Id. (citations and alterations omitted). As with lay witnesses, "[e]valuating the credibility of experts and the value of their opinions is [also] a function best committed to the district courts, and one to which appellate courts must defer," and we "should be especially reluctant to set aside a finding based on the trial court's evaluation of conflicting expert testimony." Hendricks v. Central Reserve Life Ins. Co., 39 F.3d 507, 513 (4th Cir. 1994).***

Like all testimonial or evidentiary privileges, the psychotherapist-patient privilege must be strictly construed. United States v. Squillacote, 221 F.3d 542, 560 (4th Cir. 2000) (spousal privilege). In the case of another evidentiary privilege, the attorney-client privilege, we have recognized that the holder of it may waive the privilege either expressly or impliedly by a voluntary disclosure to a third party. Hawkins v. Stables, 148 F.3d 379, 384 n.4 (4th Cir. 1998) (attorney-client privilege). An implied waiver waives the privilege not only as to the specific information disclosed, but also as to the subject matter of the disclosure. Id. The burden rests on the person invoking the privilege to demonstrate its applicability, including the absence of any waiver of it. United States v. Jones, 696 F.2d 1069, 1072 (4th Cir. 1982).***

A patient may waive the psychotherapist--patient privilege by knowingly and voluntarily relinquishing it. United States v. Hayes, 227 F.3d 578, 586 (6th Cir. 2000). A waiver may occur when the substance of therapy sessions is disclosed to unrelated third parties, see id. (noting that "a patient can waive the protections of the psychotherapist/patient privilege by disclosing the substance of therapy sessions to unrelated third parties"), or when the privilege is not properly asserted during testimony. See Hawkins, 148 F.3d at 384 ("By answering the question as [the defendant] did, [the defendant] both waived her [attorney-client] privilege and provided probative evidence [on the subject matter].").

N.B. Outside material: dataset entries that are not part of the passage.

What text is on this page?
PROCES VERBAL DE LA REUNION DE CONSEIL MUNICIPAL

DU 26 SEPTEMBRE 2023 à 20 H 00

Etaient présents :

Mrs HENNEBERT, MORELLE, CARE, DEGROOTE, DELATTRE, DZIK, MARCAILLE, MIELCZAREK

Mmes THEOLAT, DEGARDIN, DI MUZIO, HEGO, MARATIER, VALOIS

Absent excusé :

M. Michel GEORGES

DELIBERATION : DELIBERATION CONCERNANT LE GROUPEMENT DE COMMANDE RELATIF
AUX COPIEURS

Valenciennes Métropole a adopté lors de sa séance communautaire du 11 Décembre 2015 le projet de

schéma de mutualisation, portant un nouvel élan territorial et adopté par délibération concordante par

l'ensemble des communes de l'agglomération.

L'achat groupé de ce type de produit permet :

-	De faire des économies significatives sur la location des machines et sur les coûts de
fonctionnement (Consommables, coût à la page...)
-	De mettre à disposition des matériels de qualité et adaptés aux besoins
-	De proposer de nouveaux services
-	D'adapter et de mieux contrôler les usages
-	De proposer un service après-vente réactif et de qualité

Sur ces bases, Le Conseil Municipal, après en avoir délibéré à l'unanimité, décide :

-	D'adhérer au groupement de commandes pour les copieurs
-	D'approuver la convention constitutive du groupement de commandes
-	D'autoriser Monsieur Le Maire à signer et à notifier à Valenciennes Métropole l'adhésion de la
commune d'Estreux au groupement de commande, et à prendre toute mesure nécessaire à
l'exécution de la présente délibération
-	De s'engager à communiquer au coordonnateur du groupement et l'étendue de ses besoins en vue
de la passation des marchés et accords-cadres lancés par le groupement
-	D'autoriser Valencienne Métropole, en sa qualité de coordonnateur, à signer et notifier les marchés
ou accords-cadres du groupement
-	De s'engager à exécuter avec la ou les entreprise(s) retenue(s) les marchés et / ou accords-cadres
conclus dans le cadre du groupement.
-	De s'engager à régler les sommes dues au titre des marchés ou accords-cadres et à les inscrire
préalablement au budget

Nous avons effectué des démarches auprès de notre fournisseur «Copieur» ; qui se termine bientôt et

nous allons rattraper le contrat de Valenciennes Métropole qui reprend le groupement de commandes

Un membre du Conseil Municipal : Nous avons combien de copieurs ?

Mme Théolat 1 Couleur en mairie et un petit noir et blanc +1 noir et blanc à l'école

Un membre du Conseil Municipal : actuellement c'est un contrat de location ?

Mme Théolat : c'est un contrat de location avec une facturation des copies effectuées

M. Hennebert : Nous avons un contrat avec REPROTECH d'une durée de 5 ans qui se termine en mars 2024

In this case, Bolander willingly provided the SOTP [privileged] materials to his own expert, Dr. Warren. In the report, Dr. Warren acknowledged that he received and reviewed the materials Bolander claims are privileged. Bolander did not assert the psychotherapist--patient privilege prior to his disclosure to Dr. Warren. Rather, he waited until approximately one month prior to the evidentiary hearing to do so, even though the case had been pending in the district court for quite some time. By failing to timely assert the psychotherapist--patient privilege, Bolander waived whatever privilege he may have had. Put another way, it was incumbent upon Bolander to assert the psychotherapist--patient privilege in a timely fashion, rather than waiting until the eleventh hour to do so. See United States v. Ary, 518 F.3d 775, 784-85 (10th Cir. 2008) (holding that failure to timely assert attorney-client privilege constitutes waiver); United States v. White, 970 F.2d 328, 334-35 (7th Cir. 1992) (same). Moreover, to the extent Bolander claims a privilege in his communications with Dr. Warren, we reject this argument as well. Dr. Warren was not being sought for treatment, but rather to evaluate Bolander's mental condition. And as the Supreme Court in Jaffee made clear, the privilege only extends to those psychotherapists who are being consulted for diagnosis and treatment, not under other circumstances. 501 U.S. at 15.

Bolander also failed to assert the psychotherapist--patient privilege during his October 4, 2011 deposition. During that deposition, Bolander was asked questions about his participation in the SOTP. He did not assert any privilege with respect to the information he provided in the SOTP, including the documents generated by the program. Instead, Bolander openly discussed his participation in the SOTP, including the numerous admissions he made during that program. By answering questions without asserting the psychotherapist--patient privilege, Bolander waived any privilege he may have enjoyed. Hawkins, 148 F.3d at 384.